Rensselaer, a longtime leader in integrated circuit technology, is helping create the next generation of micro- and nanoelectronic devices and systems. The Center for Integrated Electronics (CIE) serves as an umbrella organization that includes five subcenters: the Center for Advanced Interconnect Sysems Technologies, the Center for Power Electronics Systems, Interconnect Focus Center-New York, the Center for Broadband Data Transport Science and Technology, and the Center for Microcontamination Control — all funded by a variety of federal, state, and industry sources.

CIE research focuses on technology that will be vital as circuits continue to shrink and grow faster. Current thrusts include pioneering research into gigascale interconnects, 3-D interconnect structures, materials properties and process modeling, wide-bandgap semiconductors and devices, terahertz devices and imaging systems, power electronics, and biochips. CIE facilities include a Class 100 Microfabrication Clean Room that supports three-, five-, and eight-inch wafer fabrication.

Michael Shur, the Patricia W. and C. Sheldon Roberts Professor of Solid State Electronics and acting director of the CIE, currently has more than 20 active grants from government and industry sources. In one program, he studies plasma waves. These oscillating electron density waves travel much faster than the electrons themselves, just as sound travels faster than air molecules, enabling the plasma waves to carry information at THz frequencies.

In another project, Shur uses terahertz radiation to image ultra-small transistors.
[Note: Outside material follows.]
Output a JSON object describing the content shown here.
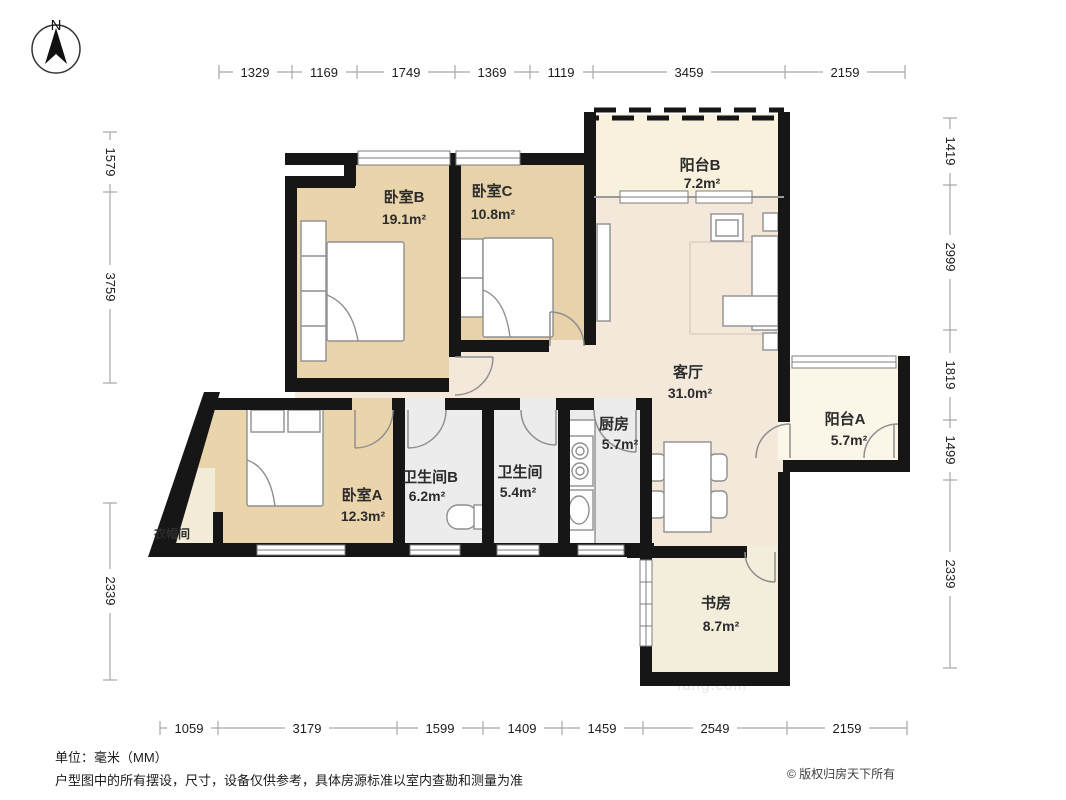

By applying bias, researchers can study how changes are reflected in the distribution of the internal electric field with images of extremely high resolution, in the nanometer range. “This opens up potential for testing modern nanoscale integrated circuits,” says Shur. “It also can be applied to applications like creating biochip sensors for cancer detection or yeast diagnostics or the detection of biological substances.”

Toh-Ming Lu, the R. P. Baker Distinguished Professor of Physics, develops new, high-performing nanostructures and analyzes these structures as they grow. His funding comes from a variety of sources, including NSF, NIH, DOE, and New York state. He is also funded by the NSF to develop and test such nanomechanical systems as springs, rods, and beams. Potential applications include more efficient light emitters and solar cells, extremely sensitive chemical and biological sensors, and super-high-density 3-D magnetic memory. His collaborators include faculty from the departments of Materials Science and Engineering, Mechanical Engineering, and Chemistry and Chemical Biology.

Lu also develops techniques that deposit ultra-thin layers of conductive metals and dielectrics onto surfaces. One such nanoimprint material developed in his lab is for use in wafer-level packaging and imprint lithography. Polyset epoxy siloxane (PES) is a UV curable polymer that is stable at high temperatures and has low-dielectric constant and high-dielectric strength, important qualities in the drive to produce smaller, faster devices.

In work funded by the National Institutes of Health and in collaboration with researchers at the Wadsworth Center, New York state’s research-intensive public health laboratory, Lu has developed a novel microfluidic mixer that is very fast and requires very little energy input. Based on diffusion and chaotic convection, his micromixer can thoroughly mix two aqueous solutions or suspensions in less than one millisecond. This makes it highly useful for the study of macromolecular dynamics, including dynamic cellular events in biology, using electronic microscopy systems.